Il rischio elettorale? Trasformare l’Italia in una regione rossa

Gianni Baget Bozzo

È singolare che la questione comunista sia stata posta contestualmente sia dal presidente del Consiglio che da Romano Prodi. Berlusconi ha a lungo insistito su ciò che è stato il comunismo nel mondo e sugli orrori che esso ha prodotto. Ma ha meno insistito su quella singolare formazione che nel mondo comunista fu il Pci, da un lato interamente omogeneo all’obbedienza moscovita, dall’altro obbligato, dalla stessa divisione del mondo avvenuta a Yalta - che assegnava l’Italia all’Occidente - a dover costruire un sistema che fu, a un tempo, insurrezionale e democratico, pronto egualmente a insorgere e a votare.

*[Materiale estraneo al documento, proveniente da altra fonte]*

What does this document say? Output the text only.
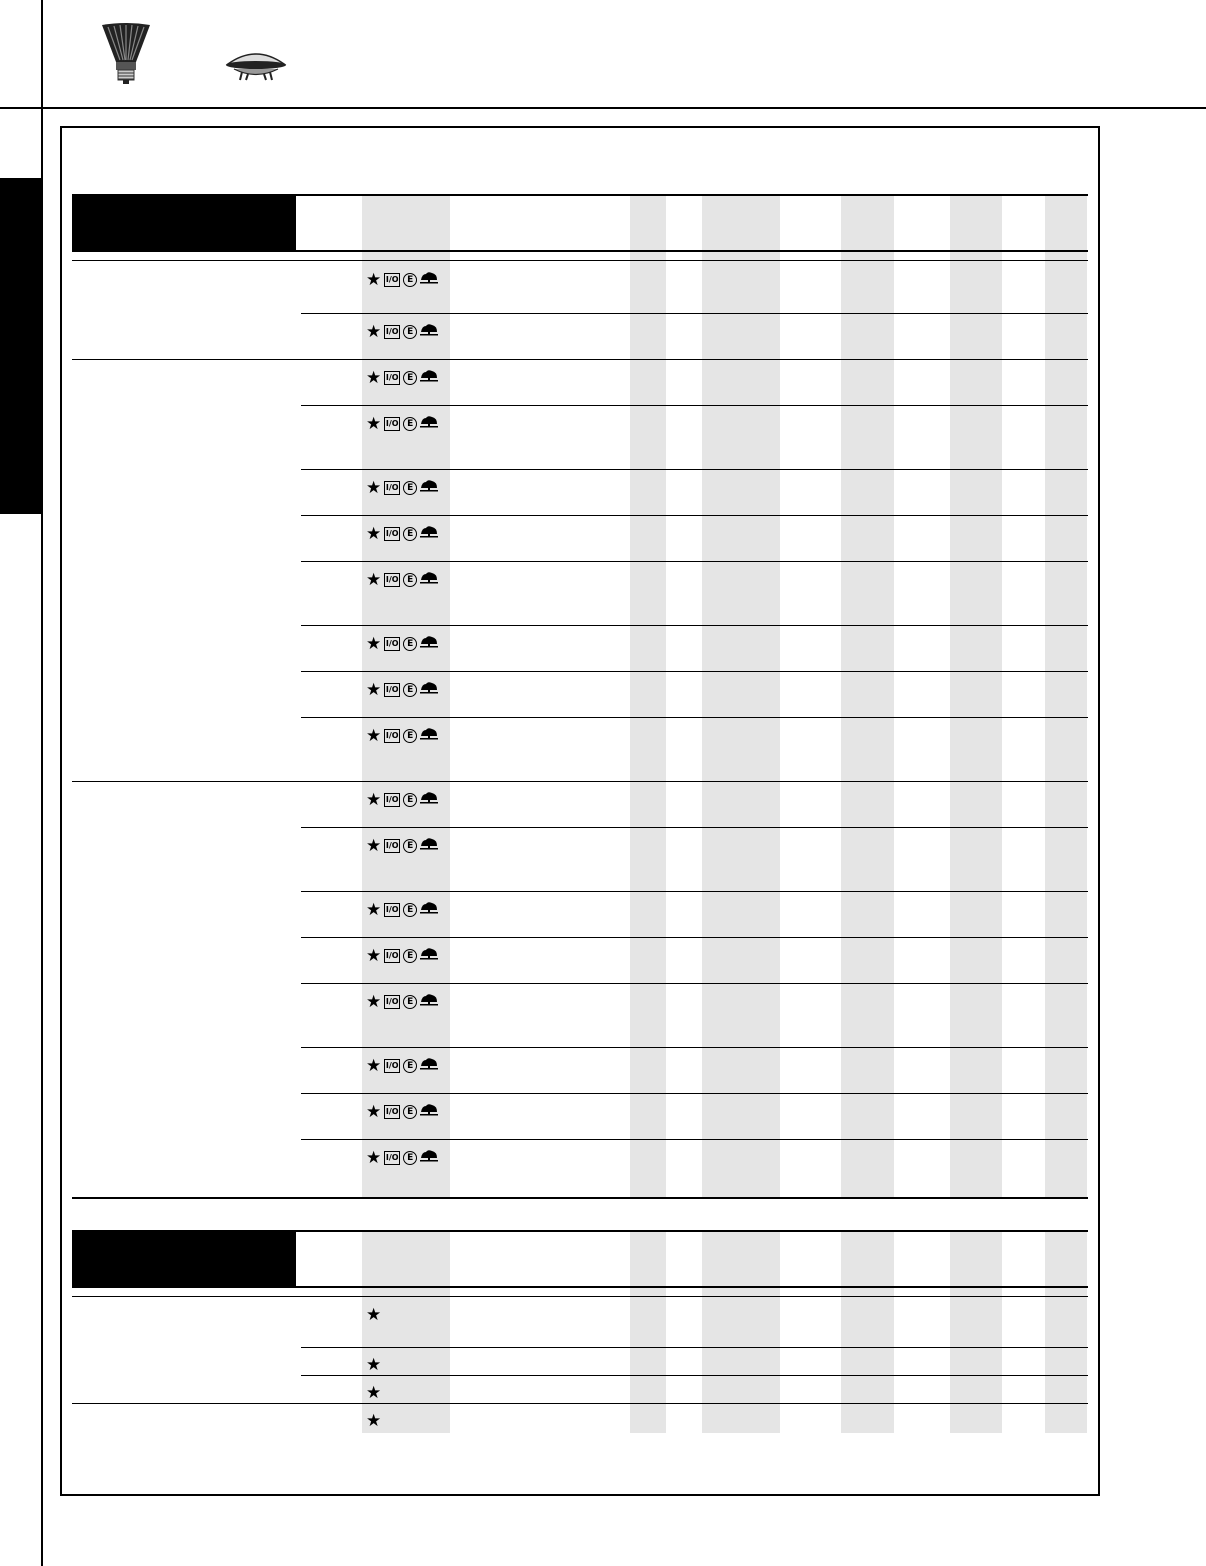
★ I/O E
★ I/O E
★ I/O E
★ I/O E
★ I/O E
★ I/O E
★ I/O E
★ I/O E
★ I/O E
★ I/O E
★ I/O E
★ I/O E
★ I/O E
★ I/O E
★ I/O E
★ I/O E
★ I/O E
★ I/O E
★
★
★
★
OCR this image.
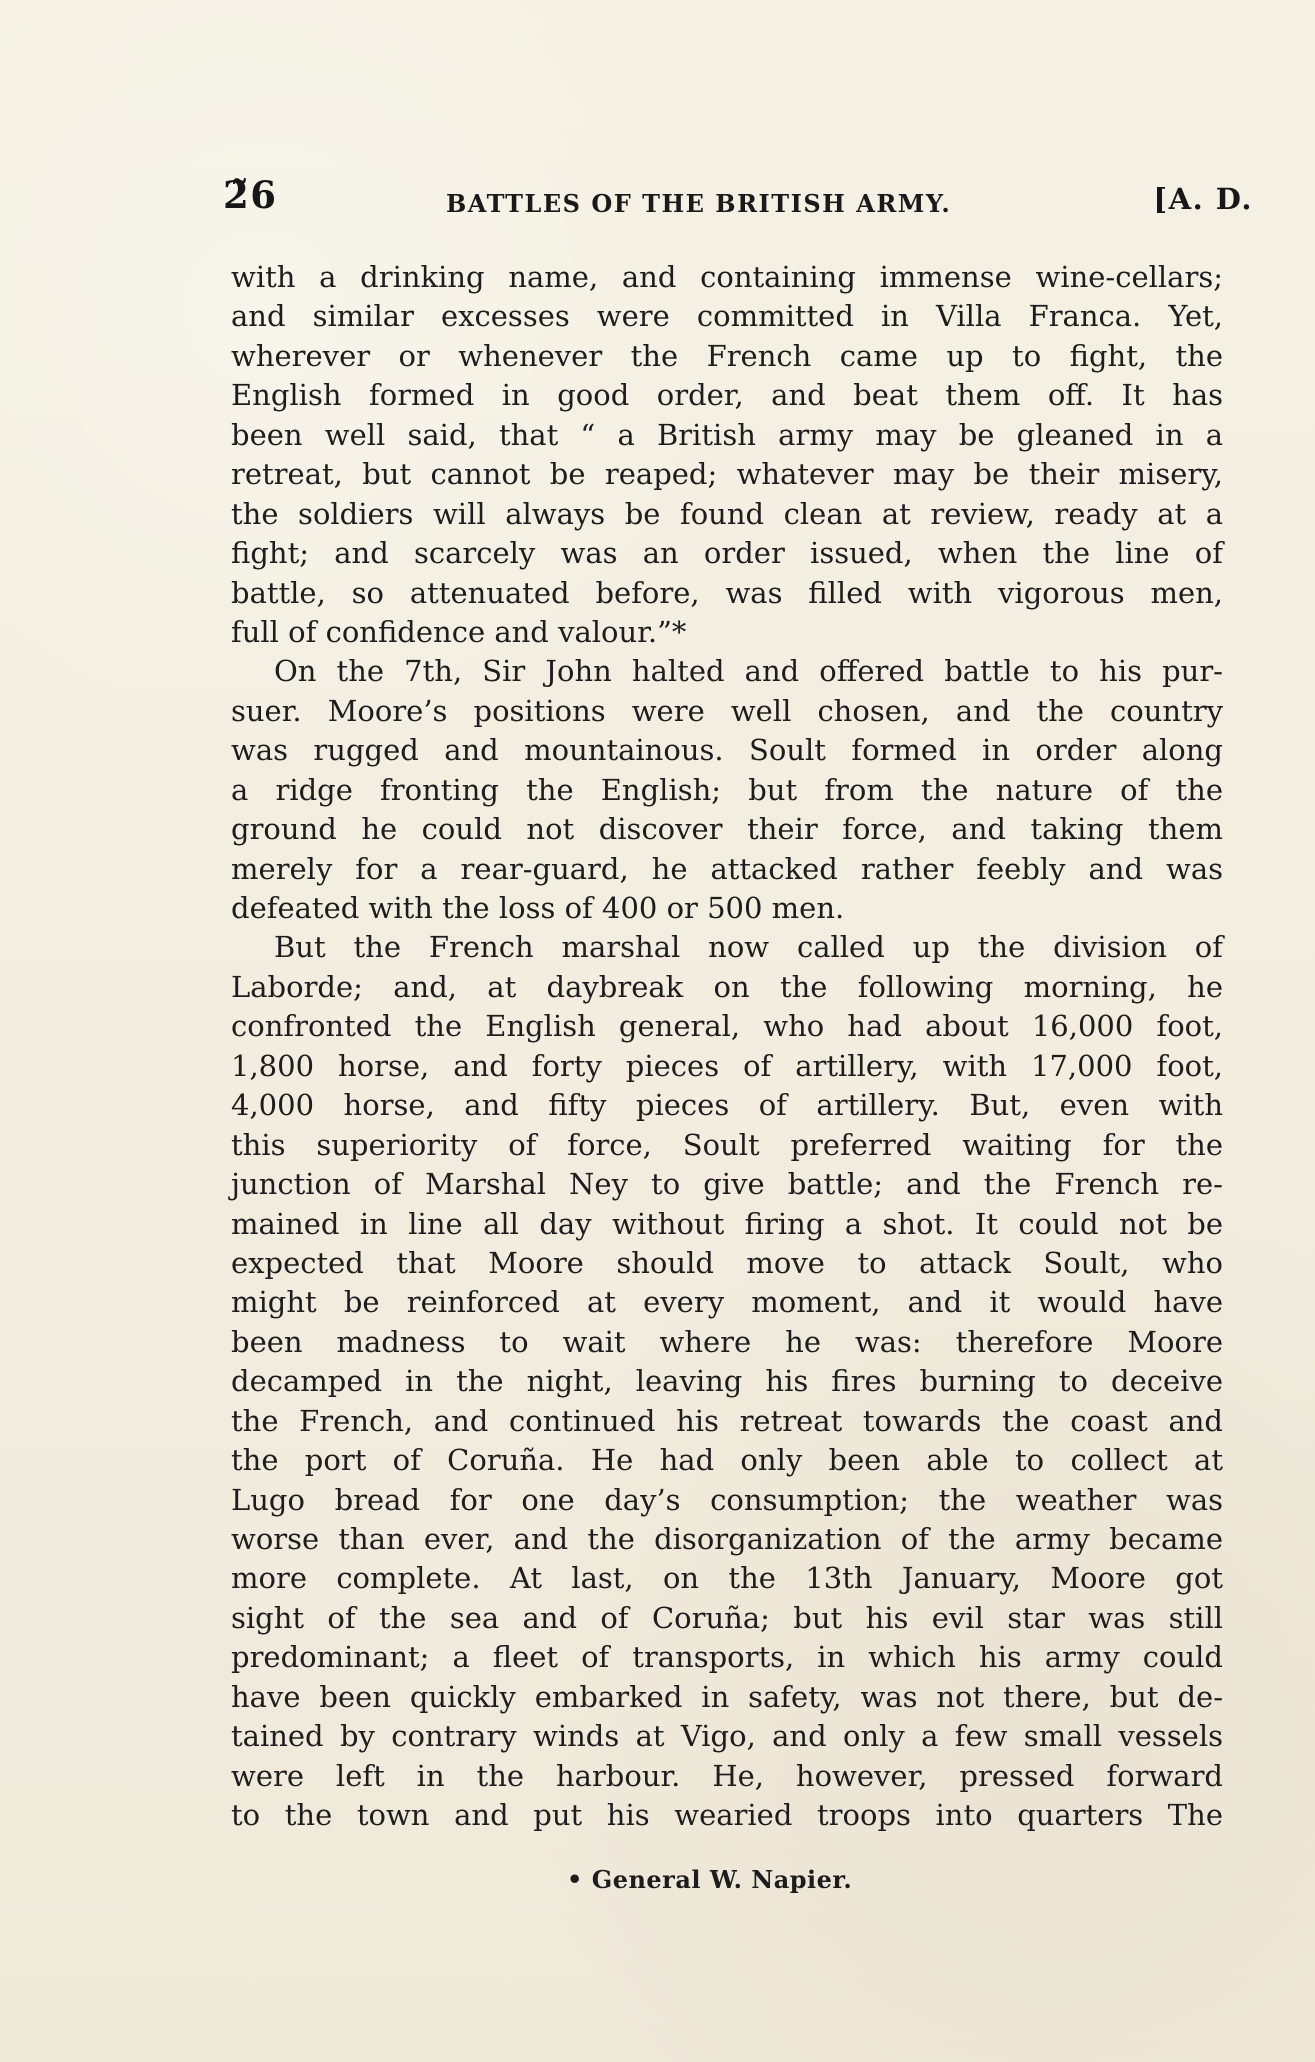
2̃6	BATTLES OF THE BRITISH ARMY.	[A. D.
with a drinking name, and containing immense wine-cellars;
and similar excesses were committed in Villa Franca. Yet,
wherever or whenever the French came up to fight, the
English formed in good order, and beat them off. It has
been well said, that “ a British army may be gleaned in a
retreat, but cannot be reaped; whatever may be their misery,
the soldiers will always be found clean at review, ready at a
fight; and scarcely was an order issued, when the line of
battle, so attenuated before, was filled with vigorous men,
full of confidence and valour.”*
On the 7th, Sir John halted and offered battle to his pur-
suer. Moore’s positions were well chosen, and the country
was rugged and mountainous. Soult formed in order along
a ridge fronting the English; but from the nature of the
ground he could not discover their force, and taking them
merely for a rear-guard, he attacked rather feebly and was
defeated with the loss of 400 or 500 men.
But the French marshal now called up the division of
Laborde; and, at daybreak on the following morning, he
confronted the English general, who had about 16,000 foot,
1,800 horse, and forty pieces of artillery, with 17,000 foot,
4,000 horse, and fifty pieces of artillery. But, even with
this superiority of force, Soult preferred waiting for the
junction of Marshal Ney to give battle; and the French re-
mained in line all day without firing a shot. It could not be
expected that Moore should move to attack Soult, who
might be reinforced at every moment, and it would have
been madness to wait where he was: therefore Moore
decamped in the night, leaving his fires burning to deceive
the French, and continued his retreat towards the coast and
the port of Coruña. He had only been able to collect at
Lugo bread for one day’s consumption; the weather was
worse than ever, and the disorganization of the army became
more complete. At last, on the 13th January, Moore got
sight of the sea and of Coruña; but his evil star was still
predominant; a fleet of transports, in which his army could
have been quickly embarked in safety, was not there, but de-
tained by contrary winds at Vigo, and only a few small vessels
were left in the harbour. He, however, pressed forward
to the town and put his wearied troops into quarters The
• General W. Napier.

Ciò ha creato una società separata nel nostro Paese. Ciò forse è dovuto alla grande abilità dei comunisti nel mantenere un rapporto non ostile col cattolicesimo e un atteggiamento quasi avvolgente il tessuto ecclesiastico italiano. Ma è nato così un sistema di potere che comprendeva istituzioni, sindacati, partito, economia, e che era al tempo stesso fondato sulla distinzione dei ruoli e sull’unità delle decisioni. Questo è un fatto unico nella storia europea, è l’eccezione italiana, in cui l’idea di una formazione ostile allo Stato nasce da quella non fusione tra tradizione cattolica e nazione italiana che fu l’opera incompiuta del Risorgimento. Il mondo comunista è rimasto un sistema di potere compatto, che ha sempre rifiutato la matrice socialista del movimento operaio italiano, sino a sopprimere la figura di colui che fu il suo più alto esponente politico, Bettino Craxi.
Le Regioni rosse (il mondo comunista ha saputo magnificamente utilizzare l’istituzione delle Regioni, dovuta alla tradizione cattolica) sono state il punto di perfetta fusione tra istituzioni, politica, economia e sindacato, e da esse il sistema si è esteso a tutto il Paese. È Edmondo Berselli, direttore del Mulino, a sostenere che il modello emiliano può divenire il modello italiano. Così occorre esaminare il comportamento dell’esperienza Bassolino in Campania, che ha creato una Regione rossa in cui la componente democristiana rimane integrata e assorbita, e in cui il populismo incrocia la camorra.
Questa capacità di mantenere intatto il vertice della decisione lasciando spazio alle varie componenti è il segreto della conquista dell’Italia da parte del mondo post-comunista. È la perfetta realizzazione del modello politico costituito dal Pci, all’origine all’ombra di Stalin.
Giustamente il presidente del Consiglio ha deciso di lasciare da parte la sola evocazione del Libro nero del comunismo per leggere il più pericoloso regime tricolore del comunismo italiano, che segue il modello gramsciano di conquistare la società prima dello Stato. Con le elezioni del 2006 questo lungo cammino può essere compiuto: non saranno certo Prodi e la Margherita a fermare quella che rimane l’unica forza culturale e politica nata dalla storia del '900 ancora operante in Italia. Il gesto del presidente del Consiglio di annunciare le connessioni tra la Lega delle Cooperative e i Ds non mira a un risultato processuale, ma a far capire il rischio che tutta l’Italia divenga una regione in cui la molteplicità delle apparenze venga ricondotta all’unità del comunismo italiano, rimasto intatto nonostante tutti i suoi cambiamenti di nome, con cui ha mostrato di saper piegare i più diversi linguaggi alla propria identità.
Anche il leader dell’Unione cerca di porre il problema del potere comunista, ma lo fa con un’iniziativa puramente nominalistica, quella di un altro cambiamento del nome, il quarto dopo il congresso della Bolognina. Non sarà l’untorello Prodi a dominare Milano: oggi un’operazione storica iniziata col Pci può terminare anche con il partito democratico. Esso sarà soltanto la legittimazione del fatto che la lunga marcia della conquista delle casematte esterne fino alla presa del potere centrale da parte del mondo comunista è giunta al termine.
Per questo Berlusconi ha innalzato i toni, violando le regole del politicamente corretto che sono la «lingua di legno» della cultura comunista imposta alla pubblicistica italiana.